Vegan Scalloped Potatoes
- Oven Safe Casserole Dish
- Aluminium Foil
- Chopping Board
- Chopping Knife
- Measuring Utensils: 1 cup, 1/2 a cup and tbsp
- Spray Oil
- Kitchen Scales
- 1 kg potatoes (we used red royal but any will do)
- 1 sprig fresh thyme (leaves removed)
- 1 sprig fresh oregano (leaves removed)
- 1 sprig rosemary (leaves removed)
- 2 tbsp chives (finely chopped)
- 2 cloves garlic (crushed)
- 30 grams vegan butter
- 2 tbsp cornflour
- 1 small pinch of freshly grated nutmeg
- 1 pinch salt and pepper
- 1 1/2 cups rice or soy milk
- Preheat your oven to 180°C.
- Slice your potatoes very thinly and arrange them in a well greased oven safe casserole dish. Sprinkle over the crushed garlic and herbs. Set aside.
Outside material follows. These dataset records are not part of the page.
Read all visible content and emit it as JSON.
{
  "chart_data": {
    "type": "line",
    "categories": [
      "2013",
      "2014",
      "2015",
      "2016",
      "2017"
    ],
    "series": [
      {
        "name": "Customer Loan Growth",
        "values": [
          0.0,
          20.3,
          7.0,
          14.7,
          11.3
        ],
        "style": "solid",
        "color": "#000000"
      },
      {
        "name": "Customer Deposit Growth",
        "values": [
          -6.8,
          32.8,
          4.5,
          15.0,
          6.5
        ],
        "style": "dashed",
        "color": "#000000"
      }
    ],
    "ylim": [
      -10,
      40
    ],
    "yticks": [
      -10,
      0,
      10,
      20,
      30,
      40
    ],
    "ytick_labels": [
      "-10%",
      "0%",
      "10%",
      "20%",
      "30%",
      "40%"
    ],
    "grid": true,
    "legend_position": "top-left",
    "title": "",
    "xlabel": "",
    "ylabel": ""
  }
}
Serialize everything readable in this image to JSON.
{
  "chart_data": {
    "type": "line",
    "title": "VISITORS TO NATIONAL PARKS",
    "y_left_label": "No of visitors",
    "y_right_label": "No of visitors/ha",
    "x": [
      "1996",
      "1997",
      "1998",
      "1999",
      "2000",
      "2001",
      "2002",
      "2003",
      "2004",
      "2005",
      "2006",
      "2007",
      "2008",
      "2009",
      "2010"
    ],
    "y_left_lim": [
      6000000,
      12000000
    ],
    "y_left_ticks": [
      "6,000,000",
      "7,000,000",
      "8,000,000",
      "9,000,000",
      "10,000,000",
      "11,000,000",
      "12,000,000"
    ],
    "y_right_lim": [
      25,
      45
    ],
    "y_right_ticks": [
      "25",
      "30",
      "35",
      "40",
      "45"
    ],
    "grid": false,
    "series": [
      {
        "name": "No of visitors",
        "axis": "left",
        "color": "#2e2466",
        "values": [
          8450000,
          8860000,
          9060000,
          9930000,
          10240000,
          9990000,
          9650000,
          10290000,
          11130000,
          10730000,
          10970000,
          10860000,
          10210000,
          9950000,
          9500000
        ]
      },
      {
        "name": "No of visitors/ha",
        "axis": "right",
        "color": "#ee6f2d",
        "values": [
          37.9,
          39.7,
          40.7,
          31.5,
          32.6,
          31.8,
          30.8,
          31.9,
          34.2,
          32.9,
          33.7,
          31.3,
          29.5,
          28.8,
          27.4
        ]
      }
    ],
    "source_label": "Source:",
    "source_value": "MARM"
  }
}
- In a medium saucepan, melt 30 grams of vegan butter over low-medium heat. Once your butter has melted add in the flour and nutmeg, stirring to combine. Then add in your plant based milk slowly, adding in a 1/4 cup at a time and whisking out the lumps in between. Keep whisking until your mixture thickens and season with salt and pepper.
- Pour the white sauce over your potatoes in the casserole dish and cover with aluminium foil. Place into the oven for 45 minutes, take off the aluminium foil and bake for a further 15-20 minutes or until the top is golden and crispy.